8-9-10, das ist das Kürzel für 8 Uhr aufstehen, 9 Uhr frühstücken und 10 Uhr abfahren. Genauer gesagt, für mich war das um ½ 9 aufstehen. Mehr als eine halbe Stunde brauche ich ja nun wirklich nicht, um mich morgens zu kultivieren. Für heute hatten wir uns eine Tour ins Hochsauerland vorgenommen. Ich hatte die schon erwähnte Streckenplanung vom Verkehrsamt Höxter im Tankrucksack. Aber in Bad Arolsen stellte sich heraus, dass diese Streckenbeschreibung nicht so richtig exakt war. Laut dieser Karte sollte man von Bad Arolsen nach Massenhausen fahren. Aber nirgendwo fand ich ein Hinweisschild. Also irrten wir letztendlich im Industriegebiet dieser schönen Stadt herum. Als wir dann endlich die Stadt verlassen hatten, bemerkte ich nach einigen Kilometern, dass wir in der falschen Richtung unterwegs waren. Auf einem Parkplatz an der B 252 machte ich halt. Wir schauten gemeinsam die Karte an und ich zeichnete mir mit einem Markierungsstift auf meiner eigenen Karte den zu fahrenden Weg ein. Als wir nach Korbach hinein fuhren, mussten alle hinter mir fahrenden an einer Ampel anhalten. Ich wartete hinter dieser Ampel, am Beginn der Innenstadt auf meine Mitfahrer, aber es kam keiner. Nach einer ganzen Weile hielt ein Autofahrer an und meinte, dass die Anderen rechts abgebogen wären. Na Super, man hatte mir die Gefolgschaft verweigert. Ich kann Euch sagen, das war kein leichtes Unterfangen, aus der Innenstadt wieder heraus zu kommen, Einbahnstraßen eben. Ich machte mich nun auf, meine Mitfahrer zu suchen. Nach einer ganzen Weile fand ich sie dann an der Ausfallstraße in Richtung Winterberg. Gegenseitige Erklärungen folgten und wir machten uns auf, unsere Tour fortzusetzen. Ich suchte nach der Möglichkeit einer Pause und fand in Medebach ein Eiscafé direkt an der Hauptdurchgangsstraße. Das Eis war sehr lecker, unsere Sitzplätze an der viel befahrenen Straße weniger schön, dafür machten wir eine ausgiebige Pause. Unsere Fahrt ging weiter, vorbei an Winterberg nach Willingen. Hier in Willingen sah man deutlich, dass das ein Ort ist, in dem diverse Clubs, sei es Kegelclub, Fußballclubs oder andere, ihren Urlaub machen. Eine Kneipe neben der anderen. Wir hielten hier nicht an, sondern machten am Diemelsee eine kurze Zigarettenpause, umrundeten den See und erreichten am Nachmittag wieder Bad Arolsen. In fuhr in die Innenstadt und fand in unmittelbarer Nähe des barocken Schlosses ein sehr schönes Café. Draußen auf der Terrasse machten wir es uns gemütlich.

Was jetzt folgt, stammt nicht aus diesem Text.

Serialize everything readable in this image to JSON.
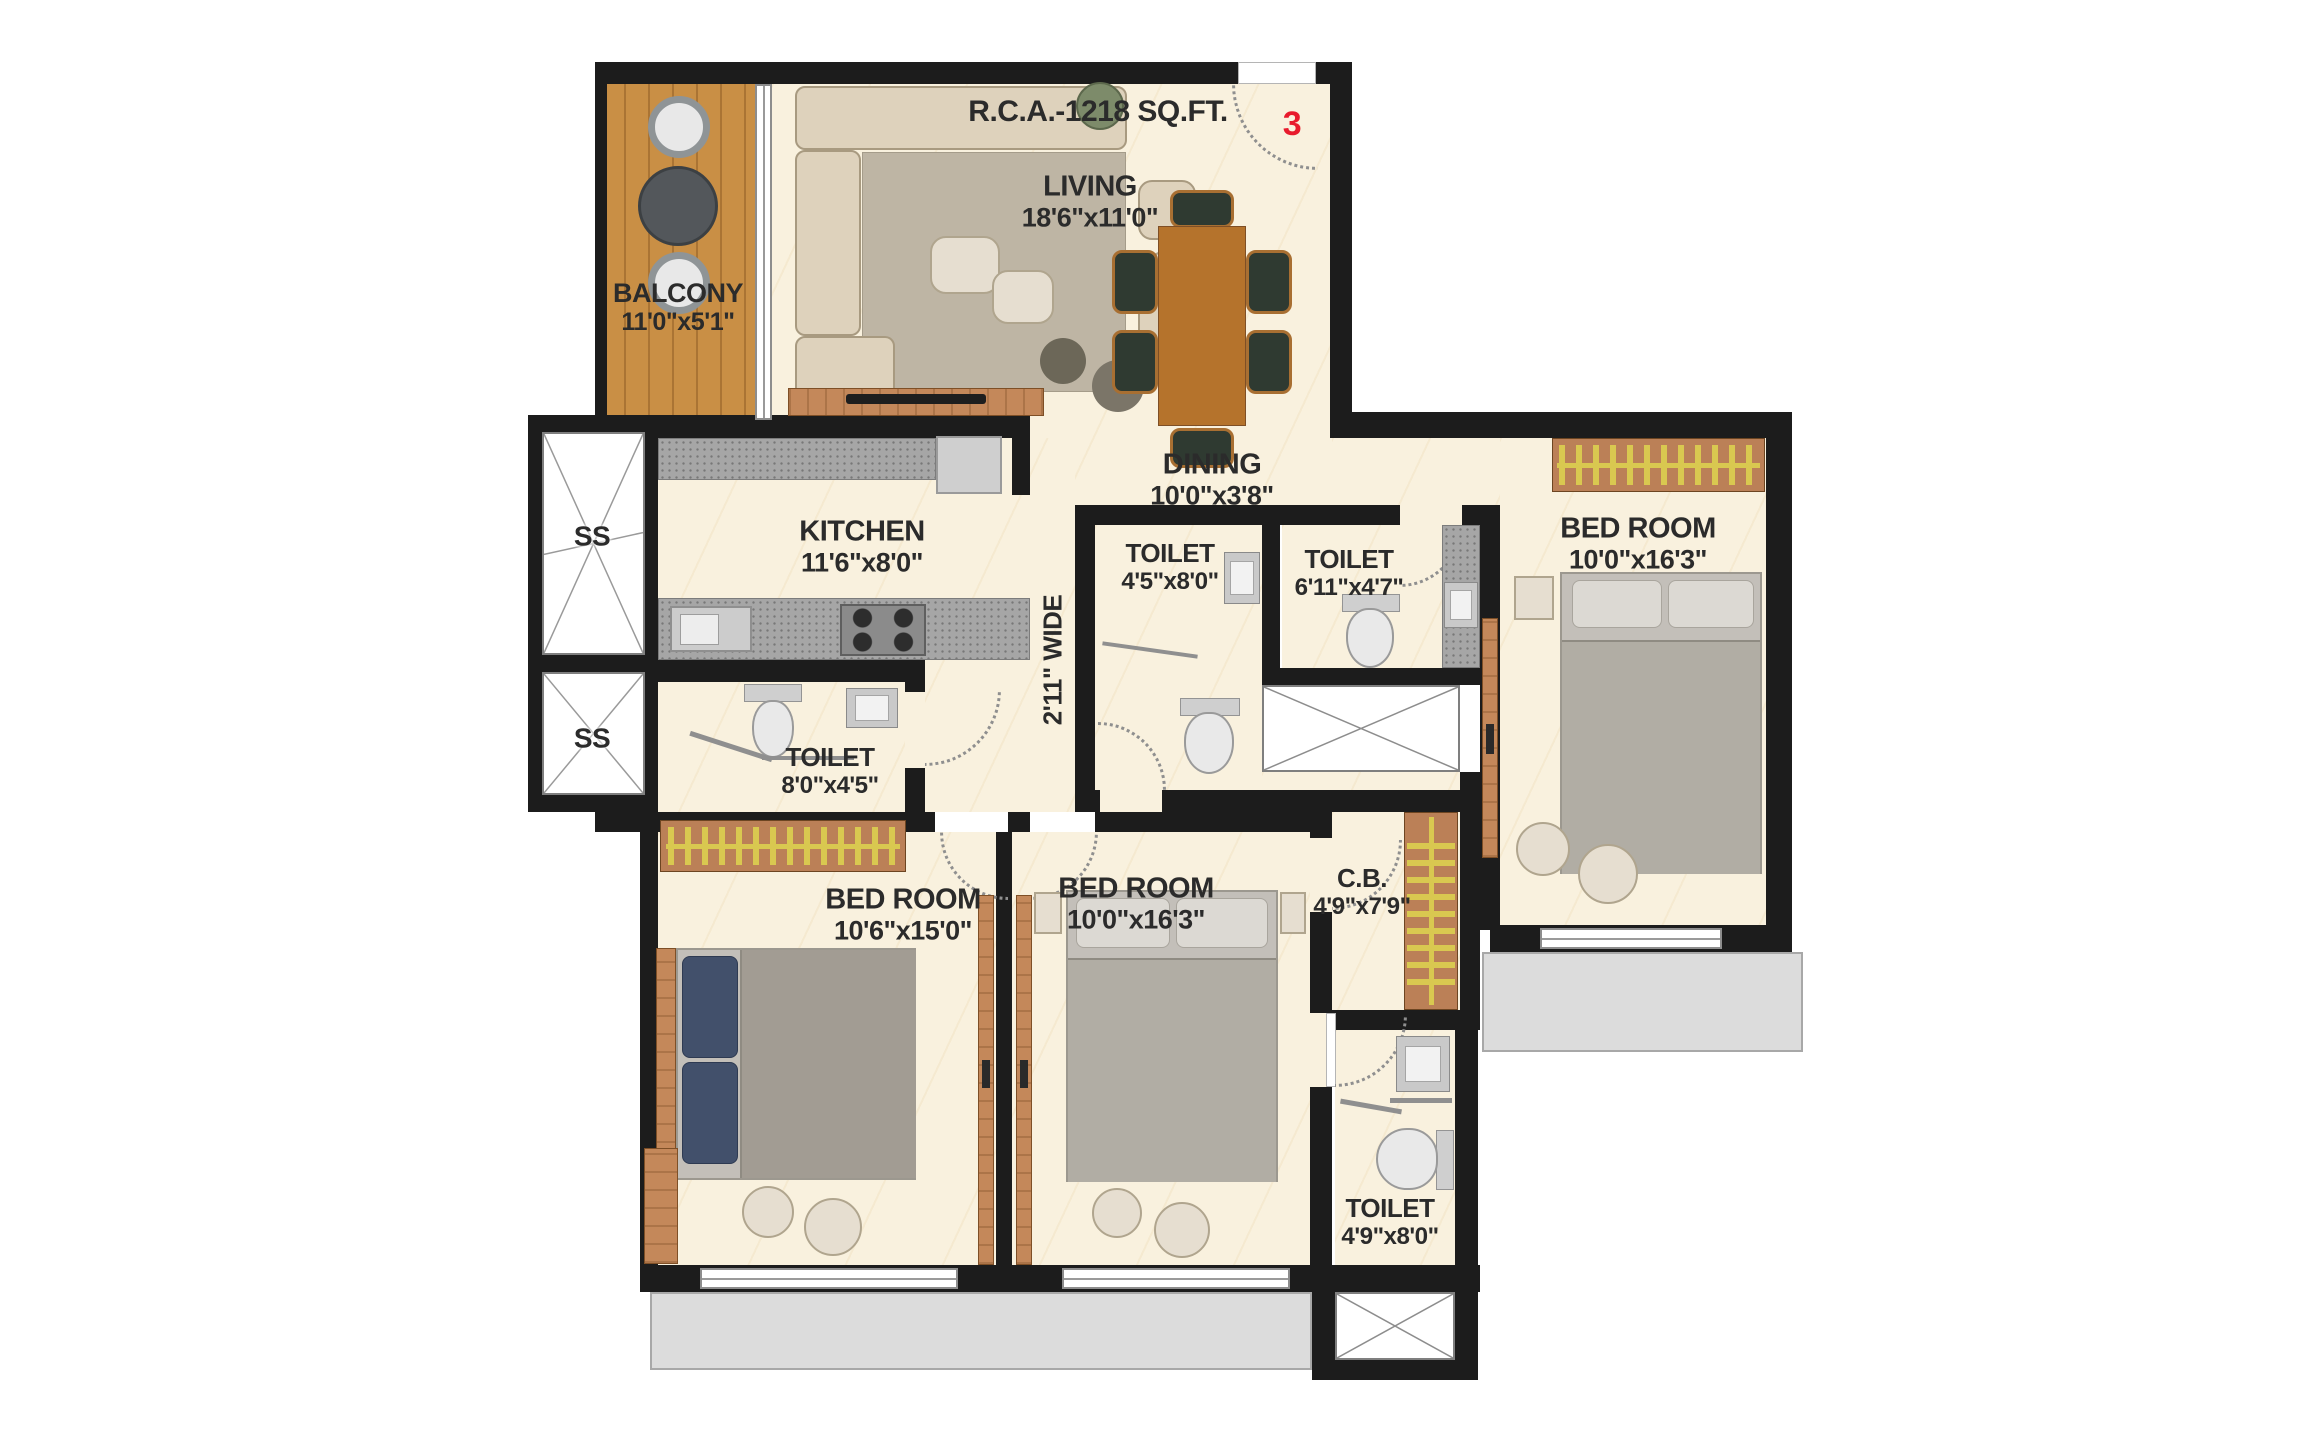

Da wir noch kein Mittag gegessen hatten, bestellte sich Maggie eine Portion Kinderspaghetti. Ich glaube Marlies und Monika hatten sich Salat kredenzen lassen. Ich als ausgewiesener Kuchenfan bestellte mir ein Stück Flockensahne. Phantastisch schmeckte das Stück.


Nach der entspannenden Pause ging es weiter bis Warburg. Eigentlich wäre diese schöne Stadt auch einen Halt wert gewesen, aber wir fuhren weiter. Wolfgang und Monika hatten am Tag zuvor noch eine kleine Abendtour unternommen und führten uns jetzt. Erwin und Maggie verabschiedeten sich an der Weser in Richtung Hotel. In Oberweser hielten wir noch mal auf eine Cola an und erreichten dann über eine sehr schöne Strecke, rechts entlang der Weser, gegen 17:30 h unsere Unterkunft. Das gleiche Ritual, 1. Helm aus, 2. Bier, bzw. BMW, 3. duschen, 4. Abendbrot.

Wie erwartet forderte unsere „Damenmannschaft“ erneut Revanche für die gestern Abend erlittenen Niederlagen im Activity-Spiel. Erwin, King und ich liefen wieder zur Hochform auf und gewannen erneut. Die nächste Revancherunde wurde gefordert. Und siehe da, es gelang das Unmögliche, die Damen gewannen das 4. Spiel. Dabei war das Highlight, dass Angelika pantomimisch den Begriff „Rasierpinsel“ darstellen musste. Der erste Begriff war von den Damen ja recht schnell gelöst worden. Rasieren war gelöst. Aber jetzt kam es. Angelika zeigt in ihren Schritt und schon wurde „Intimrasur“ in die Runde gebrüllt. Wie die Damen dann letztendlich auf Pinsel kamen, kann nur mit blühenden erotischen Phantasien begründet werden.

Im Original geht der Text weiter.